Мама уже со всем смирилась, понимая, что бесполезно спорить и тем более что то изменить. Что не скажи в ответ последует одно и тоже: «Это моя квартира, и я в ней делаю, что хочу. А если вам не нравится, то уе–вайте на х-й…» Мама отвечала: «Размечтался, стиляга деловой!» «Снова начинаешь?» – угрожающе смотрел на нее дядя Саша, который не выносил, сопротивления. Она, если трезвая, то молча уходила на кухню, а если выпивши, начинала спорить слово за слово.
Было время, прижимался к маме, и ее тепло согревало и вдохновляло, так что забывал все невзгоды и спокойно вдыхал запах потных подмышек и еще не старой, теплой и родной кожи, будто случайно прикасаясь носом, что ну никак не нравилось дяде Саше.

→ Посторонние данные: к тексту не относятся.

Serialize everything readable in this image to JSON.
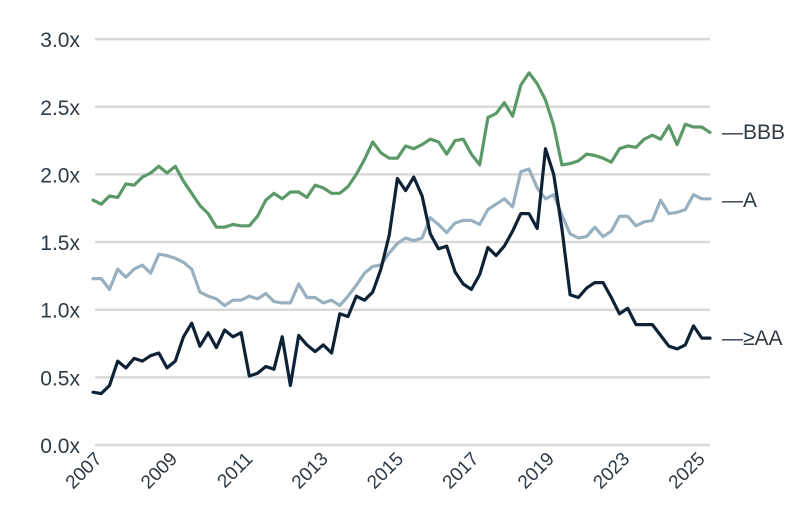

Еще до дяди Саши, в раннем детстве, когда у мамы было много поклонников, я, не знавший еще совсем ничего, инстинктивно тянулся к ним, словно каждый из них был моим отцом. Верил маминым друзьям, и пусть все намекали, что болен, но я-то знал, что это не так и что я здоров и крепок, как бык, несмотря на видимую хрупкость. Когда смотрел в грубо пахнущие, обветренные, усатые лица, то часто только тем и занимался, что угадывал, кто из них действительно был отцом. Тот, который крестил. Или тот, который играл со мной в карты? А может, тот, от которого пахло сапожным клеем и керосиновой лампой, или тот, который с легкостью, как акробат, ходил на руках и затем подбрасывал к потолку. И я все ждал, когда ж он шмякнет о потолок, но он подбрасывал точно, что я только чиркал волосами и летел обратно в сильные руки.
Заливался от смеха оттого, что, было жуть как щекотно, что он сжимал за ребра. Но что я знал точно, что дядя Саша не мой отец. И ничего хорошего от него ждать не приходится. А еще я вспоминаю, что в последнее время, а длилось оно уже несколько лет, мамины ножи пахли всем, чем угодно: и селедкой, и луком, мясом, маслом, жиром, но только не чистотой. И поэтому, прежде чем резать хлеб или яблоко, приходилось обнюхивать, чем пахнет лезвие и, на всякий случай, споласкивать под краном.
С тех пор, как мама стала выпивать, она перестала следить за домашним хозяйством. Ей стало все равно, что хлеб режется рыбным, а рыба – хлебным, хотя еще не так давно, всего-то несколько лет назад, она сама делала замечания на этот счет. Сейчас же они с дядей Сашей порой и арбуз резали после того, как нарезали «Иваси». Им стало все равно – лишь бы было, чем закусить, а то можно и волосами занюхать, было бы только, что выпить. Наличие выпивки, приносило им истинное наслаждение.